This pipeline provides a way to perform pharmaceutical compounds virtual screening using similarity-based analysis, ligand-based and structure-based techniques.The pipeline contains a collections of modules to perform a variety of analysis.
ML_1: Use of ChEMBL database to extract data (IC50, canonical smiles) from it for compounds associated with a target of interest. Data sets can be used for many cheminformatics tasks, eg. similarity search and clustering or machine learning.
In this notebook you will find compounds which were tested against a specific target and filtering available bioactivity data. Then, for every single compound, lipinki's descriptors are calculated, together with Padel's decriptors.
ML_2:
ML_3: Unwanted substructures filtering and substructure statistics.

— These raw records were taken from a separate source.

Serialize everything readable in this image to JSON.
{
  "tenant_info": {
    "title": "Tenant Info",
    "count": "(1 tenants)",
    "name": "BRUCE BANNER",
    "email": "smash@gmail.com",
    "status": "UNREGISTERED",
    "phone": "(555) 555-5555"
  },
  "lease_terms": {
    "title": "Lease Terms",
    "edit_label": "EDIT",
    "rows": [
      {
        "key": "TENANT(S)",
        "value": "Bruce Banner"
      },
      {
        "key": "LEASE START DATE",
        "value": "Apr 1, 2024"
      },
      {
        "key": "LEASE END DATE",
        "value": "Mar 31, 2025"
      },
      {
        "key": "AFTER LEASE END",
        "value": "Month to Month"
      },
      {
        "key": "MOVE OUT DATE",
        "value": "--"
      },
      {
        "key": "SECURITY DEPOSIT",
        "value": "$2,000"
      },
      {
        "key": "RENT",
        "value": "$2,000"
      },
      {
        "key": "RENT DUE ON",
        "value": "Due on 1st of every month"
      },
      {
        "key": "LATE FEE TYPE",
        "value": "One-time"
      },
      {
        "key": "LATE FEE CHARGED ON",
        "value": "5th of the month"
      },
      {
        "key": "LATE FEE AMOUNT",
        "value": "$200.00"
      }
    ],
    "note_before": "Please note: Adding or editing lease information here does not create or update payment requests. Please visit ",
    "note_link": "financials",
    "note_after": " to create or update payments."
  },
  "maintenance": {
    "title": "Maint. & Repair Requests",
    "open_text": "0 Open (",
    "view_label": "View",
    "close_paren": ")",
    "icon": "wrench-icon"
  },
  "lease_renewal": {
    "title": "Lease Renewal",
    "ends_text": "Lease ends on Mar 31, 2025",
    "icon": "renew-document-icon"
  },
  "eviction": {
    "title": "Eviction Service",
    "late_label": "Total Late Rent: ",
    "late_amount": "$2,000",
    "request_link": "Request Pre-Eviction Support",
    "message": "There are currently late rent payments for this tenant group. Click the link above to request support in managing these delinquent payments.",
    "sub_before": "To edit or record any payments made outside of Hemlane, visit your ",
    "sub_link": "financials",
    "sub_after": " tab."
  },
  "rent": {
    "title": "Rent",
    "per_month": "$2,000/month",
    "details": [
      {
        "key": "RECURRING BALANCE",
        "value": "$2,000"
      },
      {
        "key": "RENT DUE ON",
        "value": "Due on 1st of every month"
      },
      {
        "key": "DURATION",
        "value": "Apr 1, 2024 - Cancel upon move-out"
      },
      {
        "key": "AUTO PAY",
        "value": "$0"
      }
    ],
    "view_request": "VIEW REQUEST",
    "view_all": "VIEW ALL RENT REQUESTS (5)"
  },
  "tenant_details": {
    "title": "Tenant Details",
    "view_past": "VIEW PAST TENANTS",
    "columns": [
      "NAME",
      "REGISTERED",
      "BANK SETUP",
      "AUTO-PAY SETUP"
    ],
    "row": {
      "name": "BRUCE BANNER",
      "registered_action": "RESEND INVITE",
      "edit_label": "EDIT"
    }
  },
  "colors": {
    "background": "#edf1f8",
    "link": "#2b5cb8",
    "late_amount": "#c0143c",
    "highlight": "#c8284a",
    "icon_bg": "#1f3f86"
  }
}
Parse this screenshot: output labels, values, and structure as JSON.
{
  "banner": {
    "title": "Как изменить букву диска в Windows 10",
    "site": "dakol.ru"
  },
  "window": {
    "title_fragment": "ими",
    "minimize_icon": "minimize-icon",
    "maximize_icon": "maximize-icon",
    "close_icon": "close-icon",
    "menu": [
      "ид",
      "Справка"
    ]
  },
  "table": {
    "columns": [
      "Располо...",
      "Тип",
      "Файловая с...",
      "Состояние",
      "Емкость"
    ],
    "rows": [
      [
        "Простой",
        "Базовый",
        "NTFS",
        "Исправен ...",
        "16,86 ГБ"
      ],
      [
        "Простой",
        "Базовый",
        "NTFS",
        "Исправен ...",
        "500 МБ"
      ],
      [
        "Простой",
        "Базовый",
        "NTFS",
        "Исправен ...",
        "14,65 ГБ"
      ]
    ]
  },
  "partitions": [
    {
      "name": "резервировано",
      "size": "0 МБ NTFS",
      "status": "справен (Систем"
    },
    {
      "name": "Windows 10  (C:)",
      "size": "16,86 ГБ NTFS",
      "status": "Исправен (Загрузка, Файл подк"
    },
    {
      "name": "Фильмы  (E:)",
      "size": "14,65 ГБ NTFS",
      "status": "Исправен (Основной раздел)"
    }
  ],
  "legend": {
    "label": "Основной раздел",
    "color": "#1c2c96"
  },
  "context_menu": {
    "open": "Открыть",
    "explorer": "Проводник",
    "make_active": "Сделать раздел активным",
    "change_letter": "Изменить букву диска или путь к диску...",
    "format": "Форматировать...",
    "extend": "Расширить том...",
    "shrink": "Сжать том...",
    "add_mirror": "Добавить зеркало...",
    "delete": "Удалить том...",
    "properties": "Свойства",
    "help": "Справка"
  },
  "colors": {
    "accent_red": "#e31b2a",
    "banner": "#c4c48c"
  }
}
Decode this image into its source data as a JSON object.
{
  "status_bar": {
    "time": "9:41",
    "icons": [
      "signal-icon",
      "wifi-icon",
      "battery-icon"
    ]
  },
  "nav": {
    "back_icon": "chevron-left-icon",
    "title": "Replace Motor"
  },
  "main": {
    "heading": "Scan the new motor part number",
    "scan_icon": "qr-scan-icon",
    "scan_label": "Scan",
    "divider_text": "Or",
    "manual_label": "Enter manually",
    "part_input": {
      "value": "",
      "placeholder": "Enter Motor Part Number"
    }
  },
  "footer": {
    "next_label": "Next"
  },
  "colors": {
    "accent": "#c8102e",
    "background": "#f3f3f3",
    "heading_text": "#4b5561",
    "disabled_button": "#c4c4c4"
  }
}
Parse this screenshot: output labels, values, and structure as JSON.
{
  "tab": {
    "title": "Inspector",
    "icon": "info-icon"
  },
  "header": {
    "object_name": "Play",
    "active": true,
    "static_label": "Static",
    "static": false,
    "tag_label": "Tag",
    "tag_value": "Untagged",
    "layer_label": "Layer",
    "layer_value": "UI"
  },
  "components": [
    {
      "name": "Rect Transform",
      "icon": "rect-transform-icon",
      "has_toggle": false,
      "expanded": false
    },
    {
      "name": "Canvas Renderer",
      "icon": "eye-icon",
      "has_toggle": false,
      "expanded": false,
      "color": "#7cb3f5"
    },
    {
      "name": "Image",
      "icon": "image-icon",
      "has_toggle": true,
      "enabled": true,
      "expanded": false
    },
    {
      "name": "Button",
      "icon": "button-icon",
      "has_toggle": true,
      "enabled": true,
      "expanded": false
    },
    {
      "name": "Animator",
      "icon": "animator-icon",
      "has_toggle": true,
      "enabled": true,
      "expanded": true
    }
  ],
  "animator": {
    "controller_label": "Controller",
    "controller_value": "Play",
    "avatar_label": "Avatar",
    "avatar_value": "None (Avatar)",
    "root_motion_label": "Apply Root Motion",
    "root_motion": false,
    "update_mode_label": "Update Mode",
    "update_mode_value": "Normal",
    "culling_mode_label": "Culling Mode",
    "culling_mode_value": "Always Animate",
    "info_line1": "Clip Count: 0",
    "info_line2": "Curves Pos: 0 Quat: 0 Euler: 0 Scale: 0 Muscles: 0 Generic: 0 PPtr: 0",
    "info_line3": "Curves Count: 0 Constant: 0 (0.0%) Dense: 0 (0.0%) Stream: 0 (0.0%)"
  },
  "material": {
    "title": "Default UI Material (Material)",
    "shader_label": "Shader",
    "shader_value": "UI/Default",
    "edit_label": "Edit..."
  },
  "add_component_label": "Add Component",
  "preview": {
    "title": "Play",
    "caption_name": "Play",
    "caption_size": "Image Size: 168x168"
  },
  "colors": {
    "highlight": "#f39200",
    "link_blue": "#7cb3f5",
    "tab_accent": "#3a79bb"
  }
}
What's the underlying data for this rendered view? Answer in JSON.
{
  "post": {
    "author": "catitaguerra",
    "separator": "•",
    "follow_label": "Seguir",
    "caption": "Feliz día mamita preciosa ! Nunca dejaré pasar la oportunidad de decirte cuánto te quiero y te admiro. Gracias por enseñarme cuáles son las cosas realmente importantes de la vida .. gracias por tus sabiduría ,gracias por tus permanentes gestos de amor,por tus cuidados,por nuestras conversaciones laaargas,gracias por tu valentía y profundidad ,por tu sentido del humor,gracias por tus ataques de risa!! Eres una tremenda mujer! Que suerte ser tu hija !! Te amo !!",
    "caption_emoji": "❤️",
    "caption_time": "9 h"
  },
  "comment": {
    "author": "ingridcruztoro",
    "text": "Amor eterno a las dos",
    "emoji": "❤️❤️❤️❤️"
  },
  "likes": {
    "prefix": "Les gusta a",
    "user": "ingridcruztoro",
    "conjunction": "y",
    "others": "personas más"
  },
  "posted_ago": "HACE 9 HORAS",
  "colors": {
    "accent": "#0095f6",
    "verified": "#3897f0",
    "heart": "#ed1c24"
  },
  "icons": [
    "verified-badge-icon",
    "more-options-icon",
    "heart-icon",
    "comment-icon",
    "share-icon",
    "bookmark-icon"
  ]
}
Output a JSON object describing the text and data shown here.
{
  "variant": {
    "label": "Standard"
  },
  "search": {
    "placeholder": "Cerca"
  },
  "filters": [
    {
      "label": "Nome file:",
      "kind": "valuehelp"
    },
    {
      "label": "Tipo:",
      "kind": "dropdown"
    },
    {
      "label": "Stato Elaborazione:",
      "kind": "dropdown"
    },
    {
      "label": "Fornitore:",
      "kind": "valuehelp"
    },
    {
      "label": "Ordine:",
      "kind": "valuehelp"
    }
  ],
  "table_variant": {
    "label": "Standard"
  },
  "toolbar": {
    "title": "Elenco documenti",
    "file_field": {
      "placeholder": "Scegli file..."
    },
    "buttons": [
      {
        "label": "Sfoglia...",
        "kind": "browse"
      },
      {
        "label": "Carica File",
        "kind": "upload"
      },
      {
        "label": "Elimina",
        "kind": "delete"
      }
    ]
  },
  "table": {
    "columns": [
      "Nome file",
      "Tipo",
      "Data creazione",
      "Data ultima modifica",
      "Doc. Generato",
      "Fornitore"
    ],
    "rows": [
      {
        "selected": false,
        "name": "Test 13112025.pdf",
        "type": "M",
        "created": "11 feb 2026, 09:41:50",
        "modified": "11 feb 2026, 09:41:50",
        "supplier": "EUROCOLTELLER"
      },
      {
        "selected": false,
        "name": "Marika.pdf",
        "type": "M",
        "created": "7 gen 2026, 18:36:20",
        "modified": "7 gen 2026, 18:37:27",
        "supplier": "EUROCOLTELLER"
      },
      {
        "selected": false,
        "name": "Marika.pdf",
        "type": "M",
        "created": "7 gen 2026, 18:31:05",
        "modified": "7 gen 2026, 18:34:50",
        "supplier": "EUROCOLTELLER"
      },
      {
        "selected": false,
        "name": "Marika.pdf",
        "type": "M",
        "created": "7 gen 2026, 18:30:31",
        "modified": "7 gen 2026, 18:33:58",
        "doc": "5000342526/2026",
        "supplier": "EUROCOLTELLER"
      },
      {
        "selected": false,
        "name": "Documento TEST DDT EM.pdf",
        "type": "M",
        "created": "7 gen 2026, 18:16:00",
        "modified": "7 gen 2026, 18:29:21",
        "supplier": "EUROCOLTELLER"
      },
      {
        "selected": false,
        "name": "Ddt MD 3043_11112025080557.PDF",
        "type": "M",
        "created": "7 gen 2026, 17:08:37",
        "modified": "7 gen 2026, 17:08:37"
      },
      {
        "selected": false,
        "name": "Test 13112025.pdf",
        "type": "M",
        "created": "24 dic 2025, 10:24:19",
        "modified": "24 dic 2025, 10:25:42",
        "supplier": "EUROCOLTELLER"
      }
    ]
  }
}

ML_4: Similarity-based virtual screening.
ML_5:
ML_6:
ML_7: Machine learning generation module using Padel descriptors as features. Data extracted from Chembl are used to train a RandomForest classifier to determine the correct class of origin of new unseen compounds (pharmaceutical screening). Data are previous split into 3 classes (low, medium, high) of bioactivity level. RandomForest model is then validate using a ratio 20:80 test set and metrics are evaluate using cross-validation methods. The module allows you to change ML parameters to obtain a good predictor for your target of interest. Metrics and statistics (confusion matrix, eg.) can be obtain.
ML_7.1: prediction module. the joblib object generated in the previous model is used to predict the class of every new compound.